Bu duygu, hisse senedi piyasalarında da yansıyor gibi görünüyor. Nikkei Hisse Senedi Ortalaması, %1,9'a kadar yükselerek rekor yüksek seviye olan 43.838,60'a ulaştı ve önceki rekor kapanışını aştı. Bu ralli, yatırımcıların, BoJ'un gecikmiş bir sıkılaştırmasının kurumsal kazançları sürdürebileceği, özellikle de zayıf yenden fayda sağlayan ihracatçılar için bir iyimserlik olduğunu gösteriyor.

Uzman Görüşleri

Norinchukin Araştırma Enstitüsü baş ekonomisti Takeshi Minami, olumlu ekonomik döngüyü belirterek şunları kaydetti: "> "Bu sonuç, BoJ'un beklediği gibi ücret artışları ve yükselen fiyatlar şeklinde olumlu bir döngüyü yansıtıyor ve bir faiz artırımının zamanının yaklaştığına inanıyorum."

Ancak siyasi boyut ihtiyat getiriyor.
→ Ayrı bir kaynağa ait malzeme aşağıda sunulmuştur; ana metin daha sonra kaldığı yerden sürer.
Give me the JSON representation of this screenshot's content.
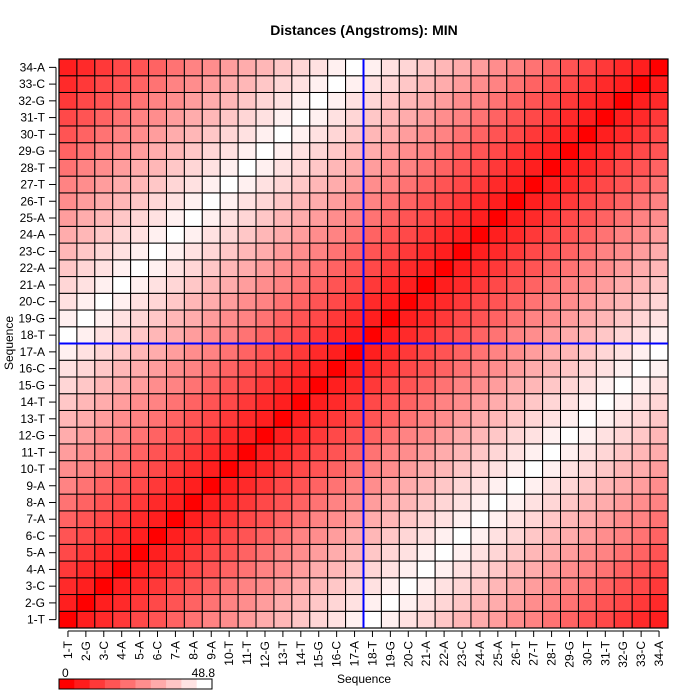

ING'den bir analist, başbakanın istifası üzerine yorum yaparak şunları gözlemledi: "> "Siyasi belirsizlik açısından bakıldığında, Ekim ayında bir faiz artırımı olasılığı azaldı." Analist, "Ekim ayında faiz artırımı çağrımızı sürdürüyoruz, ancak bu görünüm için riskler artıyor." diye ekledi.

Japonya'daki MUFG Araştırma analisti Michael Wan da BoJ'un yeni liderlik altındaki politika yönüne ilişkin daha net bir içgörü elde edene kadar faiz artırımlarını erteleyebileceğini öne sürdü.

Görünüm ve Temel Faktörler

İleriye dönük olarak, piyasa katılımcıları birkaç temel faktörü yakından izleyeceklerdir. Yaklaşan liderlik seçimi, gelecekteki mali ve ekonomik politika yönünü belirlemede çok önemli olacak ve bu da BoJ'un parasal kararlarını etkileyebilir. Yeni bir başbakan altında genişlemeci bir mali gündemin herhangi bir göstergesi, potansiyel olarak tahvil arzını artırarak JGB getirilerini yüksek tutabilir.

Barclays şu anda BoJ'un Ocak 2026'ya kadar daha fazla sıkılaştırmaya ara vereceğini tahmin ediyor ve bu da merkez bankasının bir sonraki adımını atmadan önce hem ekonomik gidişat hem de siyasi istikrar konusunda netliği önceliklendirebileceğine işaret ediyor. Sürdürülebilir ekonomik büyüme, gelişen siyasi dinamikler ve BoJ'un enflasyon hedefleri arasındaki etkileşim, önümüzdeki haftalar ve aylarda Japonya'nın finansal manzarasını şekillendirmeye devam edecektir.